Having last week been among the biggest losers, shares in Swiss
banks Julius Baer Gruppe AG and UBS Group AG were among the biggest
gainers on the pan-European all-sector index, as were shares in
Zurich Insurance Group AG, Swiss Re AG, Nestlé SA and Novartis
AG.
Head of the Swiss finance department Eveline Widmer-Schlumpf
told local press over the weekend that the country "can cope" with
the decision by the SNB to let the euro fall below its previous
limit of CHF1.20 against the franc.
Elsewhere Monday, expectations that the European Central Bank
later this week will announce plans to aggressively ramp up its
asset purchase program continued to shape markets.
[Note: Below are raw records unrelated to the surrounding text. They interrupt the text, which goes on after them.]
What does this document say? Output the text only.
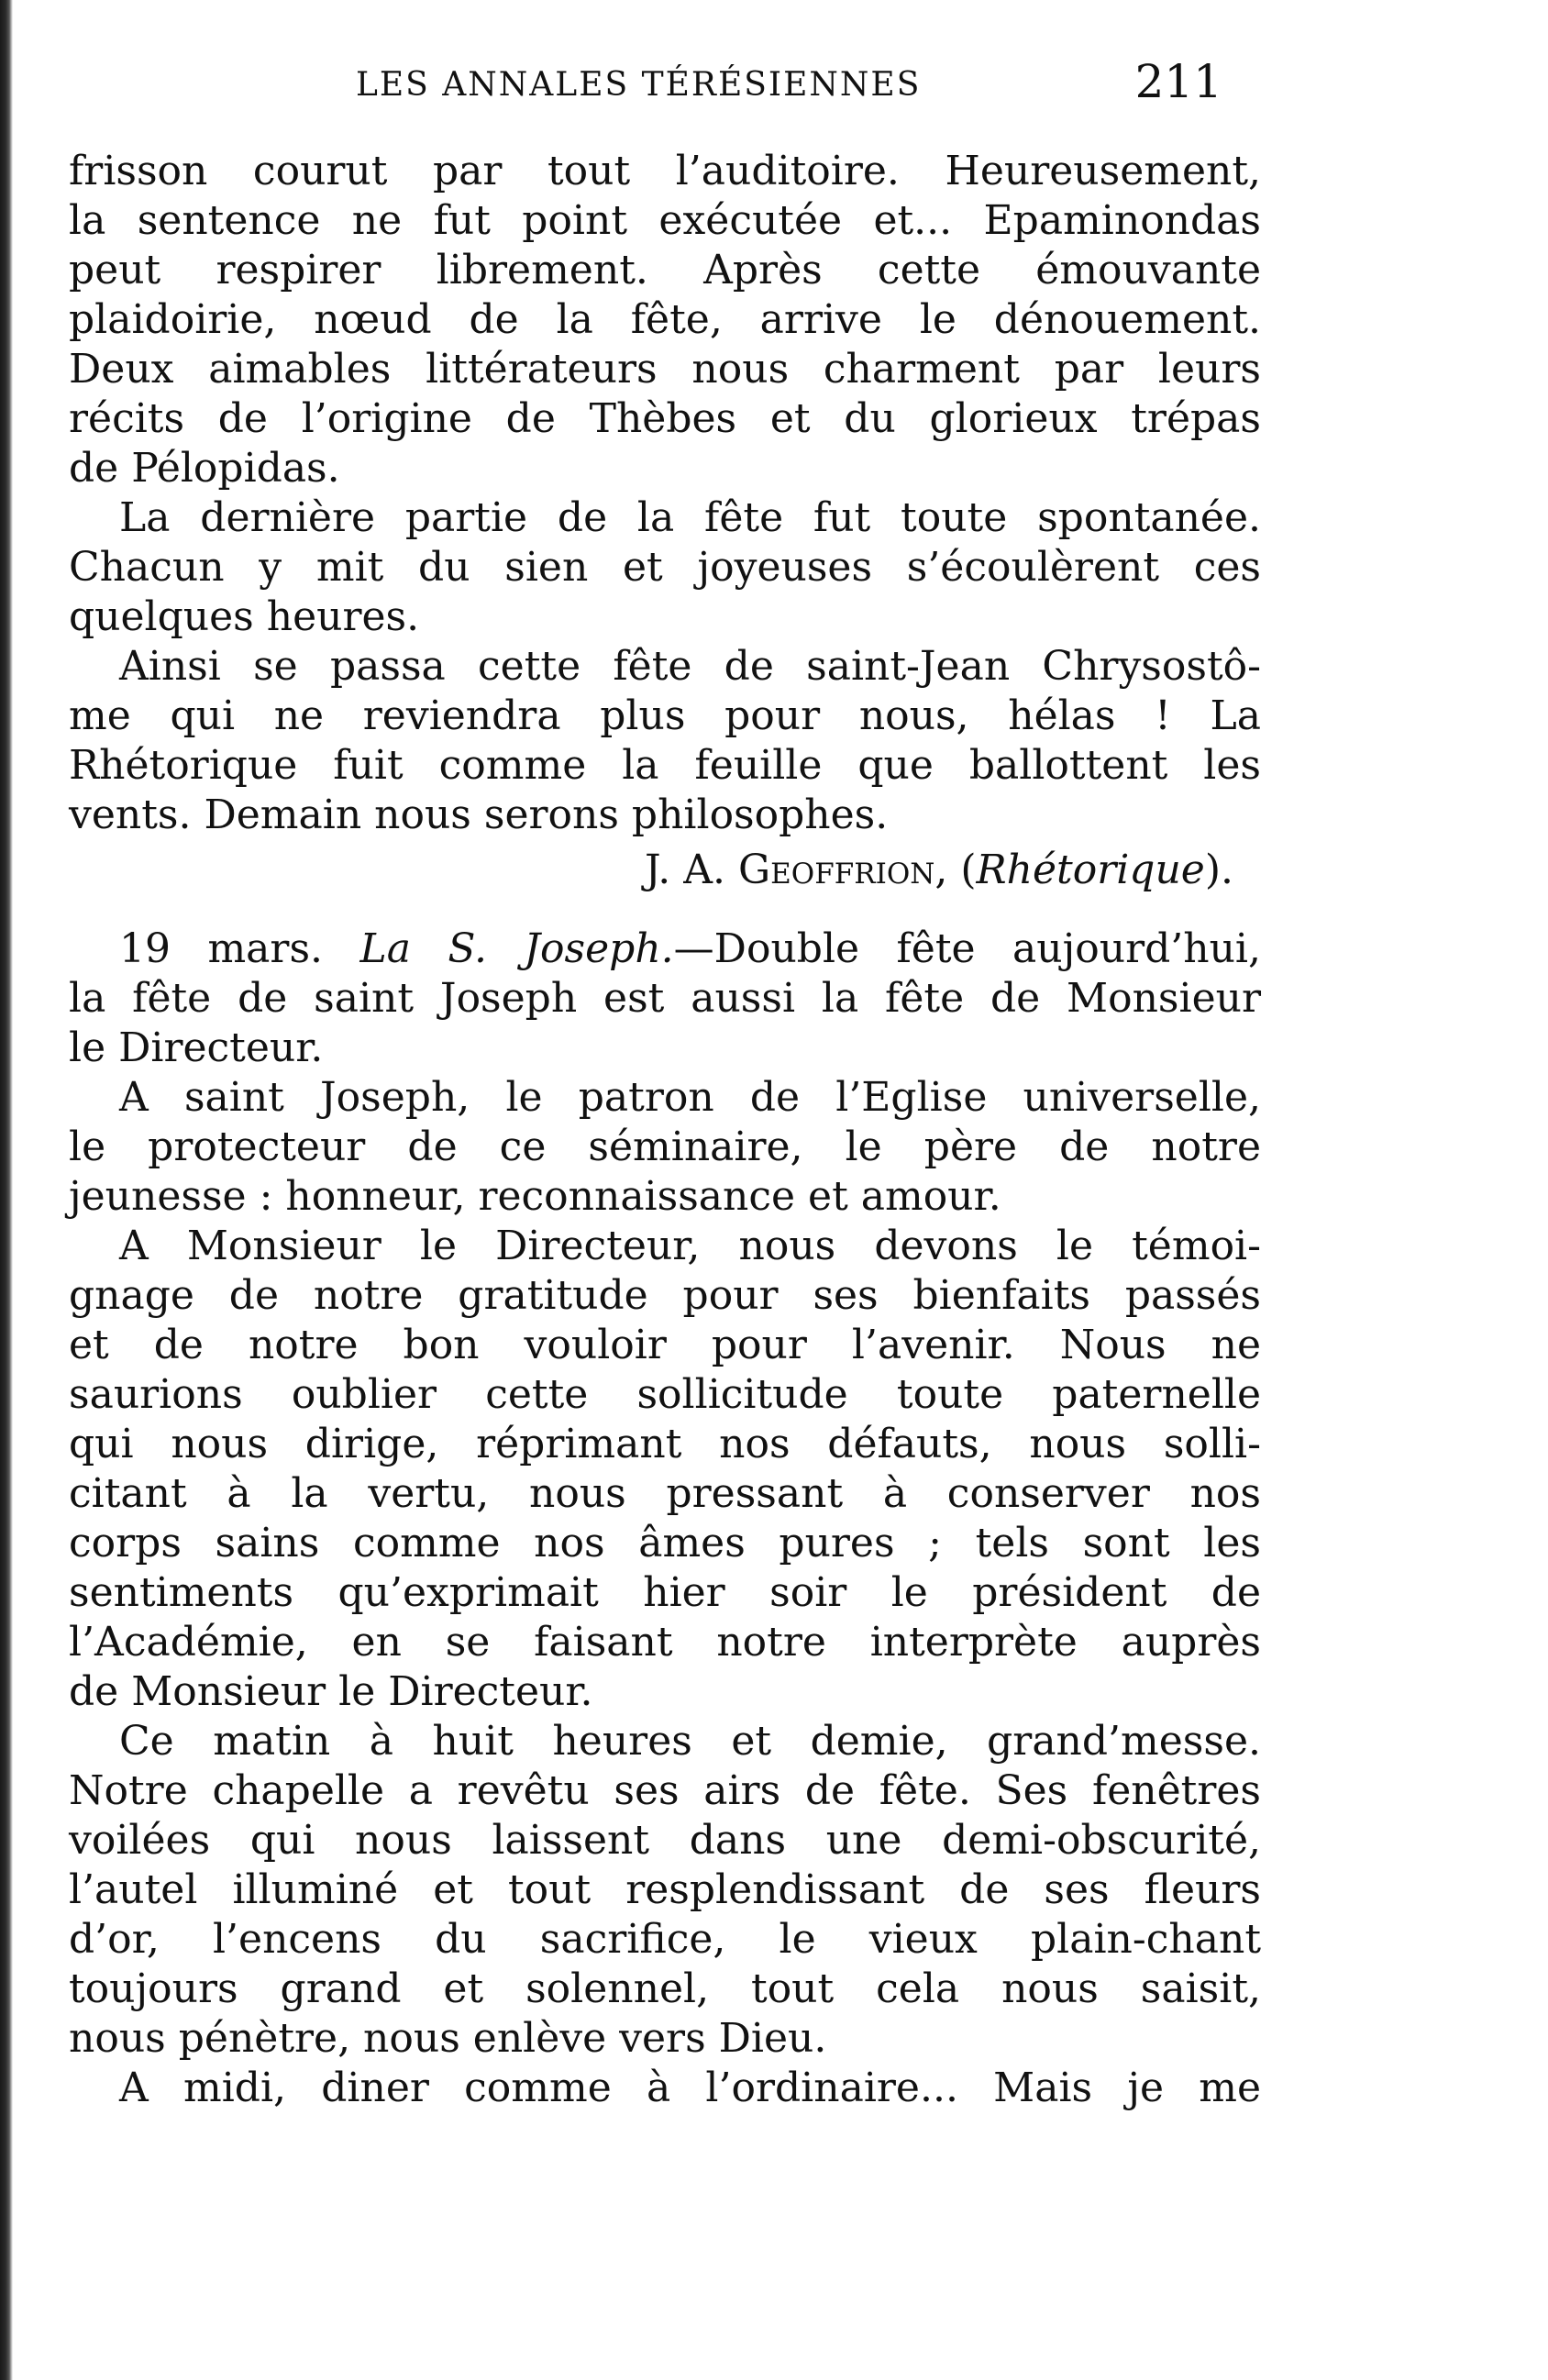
LES ANNALES TÉRÉSIENNES	211
frisson courut par tout l’auditoire. Heureusement,
la sentence ne fut point exécutée et... Epaminondas
peut respirer librement. Après cette émouvante
plaidoirie, nœud de la fête, arrive le dénouement.
Deux aimables littérateurs nous charment par leurs
récits de l’origine de Thèbes et du glorieux trépas
de Pélopidas.
La dernière partie de la fête fut toute spontanée.
Chacun y mit du sien et joyeuses s’écoulèrent ces
quelques heures.
Ainsi se passa cette fête de saint-Jean Chrysostô-
me qui ne reviendra plus pour nous, hélas ! La
Rhétorique fuit comme la feuille que ballottent les
vents. Demain nous serons philosophes.
J. A. Geoffrion, (Rhétorique).
19 mars. La S. Joseph.—Double fête aujourd’hui,
la fête de saint Joseph est aussi la fête de Monsieur
le Directeur.
A saint Joseph, le patron de l’Eglise universelle,
le protecteur de ce séminaire, le père de notre
jeunesse : honneur, reconnaissance et amour.
A Monsieur le Directeur, nous devons le témoi-
gnage de notre gratitude pour ses bienfaits passés
et de notre bon vouloir pour l’avenir. Nous ne
saurions oublier cette sollicitude toute paternelle
qui nous dirige, réprimant nos défauts, nous solli-
citant à la vertu, nous pressant à conserver nos
corps sains comme nos âmes pures ; tels sont les
sentiments qu’exprimait hier soir le président de
l’Académie, en se faisant notre interprète auprès
de Monsieur le Directeur.
Ce matin à huit heures et demie, grand’messe.
Notre chapelle a revêtu ses airs de fête. Ses fenêtres
voilées qui nous laissent dans une demi-obscurité,
l’autel illuminé et tout resplendissant de ses fleurs
d’or, l’encens du sacrifice, le vieux plain-chant
toujours grand et solennel, tout cela nous saisit,
nous pénètre, nous enlève vers Dieu.
A midi, diner comme à l’ordinaire... Mais je me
Barclays economists wrote that expectations of the ECB embarking
on sovereign quantitative easing were now so high that "without
decisive actions, the ECB risks failing on its mandate to deliver
on the inflation target and financial stability."
"Deflation and market stress, in turn, would deteriorate fiscal
dynamics in the euro area and possibly precipitate default or
breakup scenarios," they added.
Yields on sovereign bonds issued by countries including Italy,
Spain and Portugal slumped to new all-time lows. The euro hovered
around $1.1570, taking its losses against the dollar so far in 2015
to almost 4.5%.
"Given what we know about the impact of QE programs on
currencies it seems reasonable to suppose that the start of this
week will see the euro come under significant pressure against a
wide range of currencies, " said Simon Derrick, chief market
strategist at BNY Mellon.
The Stoxx Europe 600 and London's FTSE 100 were broadly steady
on the day while Germany's DAX added 0.3% and France's CAC declined
0.2%.
Brent crude slumped 1.5% to around $49.45 a barrel while gold
edged 0.2% lower to $1,1275 a troy ounce.